As part of the Chemome Initiative, Google says that ZebiAI will work with researchers to identify proteins of interest and source screening data, which the Accelerated Science team will use to train AI models. These models will make predictions on commercially available libraries of small molecules — chemical probes that aren’t useful as drugs, but that selectively inhibit or promote the function of specific proteins — that’ll be provided to researchers for activity testing to advance some programs through discovery.

Making sense of the biological networks that support life and produce disease is a complex task. One approach is using small molecules — in a biological system (e.g., cancer cells growing in a dish), they can be added at a specific time to observe how the system responds when a protein has increased or decreased activity.

Despite how useful chemical probes are for this kind of biomedical research, only 4% of human proteins have a known chemical probe available. In an effort to isolate new ones, Google and X-Chem Pharmaceuticals turned to the field of AI and machine learning.

VB Transform 2020 Online – July 15-17. Join leading AI executives:
Register for the free livestream.

As the coauthors of the study explain, chemical probes are identified by scanning the space of small molecules in a target protein to distinguish “hit” molecules that can be further tested. The physical part of the process uses DNA-encoded small molecule libraries (DELs) that contain many distinct small molecules in one pool, each of which is attached to a fragment of DNA serving as a “barcode” for that molecule. One generates many chemical fragments along with a common chemical handle. The results are pooled and split into separate reactions where a set of distinct fragments with another chemical handle are added.

The chemical fragments from the two steps react and fuse together at the common chemical handles, and they’re connected to build one continuous barcode for each molecule. Once a library has been generated, it can be used to find the small molecules that bind to the protein of interest by mixing the DEL with the protein and washing away the small molecules that don’t attach. Sequencing the remaining DNA barcodes produces millions of individual reads of DNA fragments that can then be processed to estimate which of the billions of molecules in the original DEL interact with the protein.

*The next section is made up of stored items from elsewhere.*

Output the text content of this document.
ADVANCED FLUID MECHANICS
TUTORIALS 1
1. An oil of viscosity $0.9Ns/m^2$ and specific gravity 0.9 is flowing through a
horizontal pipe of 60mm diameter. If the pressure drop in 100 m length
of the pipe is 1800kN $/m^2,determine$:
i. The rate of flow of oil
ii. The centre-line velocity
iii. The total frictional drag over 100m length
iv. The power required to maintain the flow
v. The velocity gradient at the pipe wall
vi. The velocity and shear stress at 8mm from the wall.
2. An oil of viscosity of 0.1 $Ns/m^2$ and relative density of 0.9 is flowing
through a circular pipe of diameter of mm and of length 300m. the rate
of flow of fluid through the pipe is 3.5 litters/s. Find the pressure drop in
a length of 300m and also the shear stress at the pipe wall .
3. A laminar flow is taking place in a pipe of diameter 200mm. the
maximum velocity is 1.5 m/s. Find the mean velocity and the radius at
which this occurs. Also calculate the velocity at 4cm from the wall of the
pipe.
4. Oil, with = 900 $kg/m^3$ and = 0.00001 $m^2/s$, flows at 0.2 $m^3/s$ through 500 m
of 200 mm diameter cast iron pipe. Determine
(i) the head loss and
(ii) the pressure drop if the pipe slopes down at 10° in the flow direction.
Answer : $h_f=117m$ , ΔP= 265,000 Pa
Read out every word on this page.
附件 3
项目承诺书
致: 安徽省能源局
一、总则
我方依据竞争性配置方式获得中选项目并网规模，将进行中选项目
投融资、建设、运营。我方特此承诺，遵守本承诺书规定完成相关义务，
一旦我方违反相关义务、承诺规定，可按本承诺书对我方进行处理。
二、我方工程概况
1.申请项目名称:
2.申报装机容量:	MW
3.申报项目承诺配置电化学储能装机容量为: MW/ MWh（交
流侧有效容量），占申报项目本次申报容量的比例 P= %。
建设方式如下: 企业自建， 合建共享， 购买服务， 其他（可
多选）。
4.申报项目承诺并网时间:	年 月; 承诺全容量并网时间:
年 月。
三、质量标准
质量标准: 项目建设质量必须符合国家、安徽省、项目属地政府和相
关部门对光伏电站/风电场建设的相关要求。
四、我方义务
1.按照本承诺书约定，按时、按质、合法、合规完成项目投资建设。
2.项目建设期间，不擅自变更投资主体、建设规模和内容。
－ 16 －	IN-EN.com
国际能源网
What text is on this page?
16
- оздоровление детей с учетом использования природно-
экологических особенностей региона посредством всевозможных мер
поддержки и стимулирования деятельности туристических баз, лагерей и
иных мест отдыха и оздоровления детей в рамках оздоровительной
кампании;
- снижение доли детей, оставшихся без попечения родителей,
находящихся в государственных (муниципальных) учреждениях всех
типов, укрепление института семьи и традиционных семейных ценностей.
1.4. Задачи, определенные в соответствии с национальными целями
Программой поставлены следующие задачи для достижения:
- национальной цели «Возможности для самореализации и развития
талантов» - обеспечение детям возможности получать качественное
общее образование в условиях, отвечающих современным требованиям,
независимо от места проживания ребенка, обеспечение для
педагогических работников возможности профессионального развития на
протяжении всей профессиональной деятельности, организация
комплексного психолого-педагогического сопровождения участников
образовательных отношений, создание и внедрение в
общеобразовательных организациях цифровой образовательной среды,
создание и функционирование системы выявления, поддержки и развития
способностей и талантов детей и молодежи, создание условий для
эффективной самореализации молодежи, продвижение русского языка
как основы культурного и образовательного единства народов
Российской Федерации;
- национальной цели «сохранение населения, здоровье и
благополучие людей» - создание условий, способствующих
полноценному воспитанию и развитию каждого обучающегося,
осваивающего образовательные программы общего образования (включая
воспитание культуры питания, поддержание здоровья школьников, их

Google Chemome InitiativeGoogle Chemome Initiative

Above: The fraction of molecules from those tested showing various levels of activity, comparing predictions from the classifier and random forests on three protein targets.

Image Credit: Google

To predict whether an arbitrarily chosen small molecule will bind to a target protein, the researchers built a machine learning model — specifically a graph convolutional neural network, a type of model designed for graph-like inputs like small molecules. The physical screening with the DEL provide positive and negative examples for a classifier, such that the small molecules remaining at the end of the screening process are positive examples and everything else is negative examples.

The team physically screened three diverse proteins using DEL libraries: sEH (a hydrolase), ERα (a nuclear receptor), and c-KIT (a kinase). Using the DEL-trained models, they then virtually screened large make-on-demand libraries from drug discovery platform Mcule and an internal molecule library at X-Chem to identify a set of molecules predicted to show affinity with each protein target. Lastly, they compared the results of their classifier to a random forest model, a common method for virtual screening that uses standard chemical fingerprints. They report that the classifier significantly outperformed the RF model in discovering potent candidates.

The team tested almost 2000 molecules across the three targets, which it claims is the largest published prospective study of virtual screening to date.

“We’re excited to be a part of the Chemome Initiative enabled by the effective ML techniques described here and look forward to its discovery of many new chemical probes. We expect the Chemome will spur significant new biological discoveries and ultimately accelerate new therapeutic discovery for the world,” wrote Google in a blog post. “While more validation must be done to make the hit molecules useful as chemical probes, especially for specifically targeting the protein of interest and the ability to function correctly in common assays, having potent hits is a big step forward in the process.”